Mi dispiace dirlo, ma mio marito non mi piace più. Sinceramente non mi piace come si comporta, i discorsi che fa, e il modo in cui si è trasformato in quest’ultimo periodo.Voi direte: ma come non lo sapevi prima come era fatto? E io vi posso dire quello che è successo a tanti: nella vita si cambia dopo i primi tempi passati assieme, a volte in meglio a volte in peggio. Poi se voi siete fortunati che i vostri mariti o mogli sono tali e quali al primo giorno… beati voi.A me non è andata così! Il problema riguarda soprattutto la gestione economica.
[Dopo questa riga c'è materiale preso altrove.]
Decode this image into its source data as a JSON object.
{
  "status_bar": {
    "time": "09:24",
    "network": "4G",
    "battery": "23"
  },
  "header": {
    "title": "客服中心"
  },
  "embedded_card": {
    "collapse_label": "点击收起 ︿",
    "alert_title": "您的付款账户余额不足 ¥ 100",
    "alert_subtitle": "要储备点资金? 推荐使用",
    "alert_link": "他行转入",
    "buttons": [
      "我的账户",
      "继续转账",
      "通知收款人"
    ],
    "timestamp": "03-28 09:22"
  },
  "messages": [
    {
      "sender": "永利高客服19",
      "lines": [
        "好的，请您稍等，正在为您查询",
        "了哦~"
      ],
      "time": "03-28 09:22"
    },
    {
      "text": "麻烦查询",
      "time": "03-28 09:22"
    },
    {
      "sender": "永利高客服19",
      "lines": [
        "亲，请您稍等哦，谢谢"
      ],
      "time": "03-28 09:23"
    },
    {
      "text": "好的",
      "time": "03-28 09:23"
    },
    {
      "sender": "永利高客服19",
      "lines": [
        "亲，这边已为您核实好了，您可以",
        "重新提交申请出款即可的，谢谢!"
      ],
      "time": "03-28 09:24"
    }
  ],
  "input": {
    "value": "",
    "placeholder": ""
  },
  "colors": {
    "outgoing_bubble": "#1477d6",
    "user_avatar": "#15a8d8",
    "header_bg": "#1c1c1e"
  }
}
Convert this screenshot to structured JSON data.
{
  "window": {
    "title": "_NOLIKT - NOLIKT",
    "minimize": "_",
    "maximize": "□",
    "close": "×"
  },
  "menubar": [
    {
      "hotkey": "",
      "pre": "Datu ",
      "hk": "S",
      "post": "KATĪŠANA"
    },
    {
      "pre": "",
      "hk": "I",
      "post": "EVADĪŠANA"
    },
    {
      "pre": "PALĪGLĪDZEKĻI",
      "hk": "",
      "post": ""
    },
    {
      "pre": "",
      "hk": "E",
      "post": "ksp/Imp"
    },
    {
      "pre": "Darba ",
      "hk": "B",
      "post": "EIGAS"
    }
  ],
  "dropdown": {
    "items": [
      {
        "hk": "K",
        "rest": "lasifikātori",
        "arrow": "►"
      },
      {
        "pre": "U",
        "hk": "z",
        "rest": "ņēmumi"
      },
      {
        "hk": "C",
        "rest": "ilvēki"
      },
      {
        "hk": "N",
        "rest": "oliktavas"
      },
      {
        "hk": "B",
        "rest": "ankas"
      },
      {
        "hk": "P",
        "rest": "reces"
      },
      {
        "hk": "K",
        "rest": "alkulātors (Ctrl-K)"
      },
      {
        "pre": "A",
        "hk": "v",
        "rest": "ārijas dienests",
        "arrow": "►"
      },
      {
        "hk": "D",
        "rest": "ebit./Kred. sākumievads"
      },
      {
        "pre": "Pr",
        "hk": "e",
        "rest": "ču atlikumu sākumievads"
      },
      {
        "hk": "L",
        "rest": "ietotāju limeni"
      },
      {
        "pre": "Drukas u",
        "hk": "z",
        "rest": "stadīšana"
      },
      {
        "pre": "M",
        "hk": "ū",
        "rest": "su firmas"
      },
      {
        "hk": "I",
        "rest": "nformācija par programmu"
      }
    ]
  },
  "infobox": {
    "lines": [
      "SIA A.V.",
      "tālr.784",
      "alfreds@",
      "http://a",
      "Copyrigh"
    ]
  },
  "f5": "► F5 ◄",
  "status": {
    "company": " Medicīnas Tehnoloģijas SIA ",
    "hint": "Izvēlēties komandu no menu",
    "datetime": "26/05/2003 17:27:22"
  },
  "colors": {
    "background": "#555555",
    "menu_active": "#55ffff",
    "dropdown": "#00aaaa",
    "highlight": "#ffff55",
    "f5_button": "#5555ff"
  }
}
Ognuno ha il suo stipendio, ma va a finire in un conto comune che però gestisce solo lui. E poi una parte in contanti la lascio per la spesa, ogni mese.All’inizio mi sembrava anche una cosa carina, che si occupasse della spesa e di altre questioni di casa, ma con il tempo ho capito che si trattava solamente di un modo per avere il controllo su tutto, me compresa.Adesso, mi ritrovo a dover aiutare mia mamma, che al momento è in difficoltà, di nascosto perché so che lui avrebbe da ridire. Però questa volta non ho voluto inventarmi nulla. Ed ecco come ha reagito lui…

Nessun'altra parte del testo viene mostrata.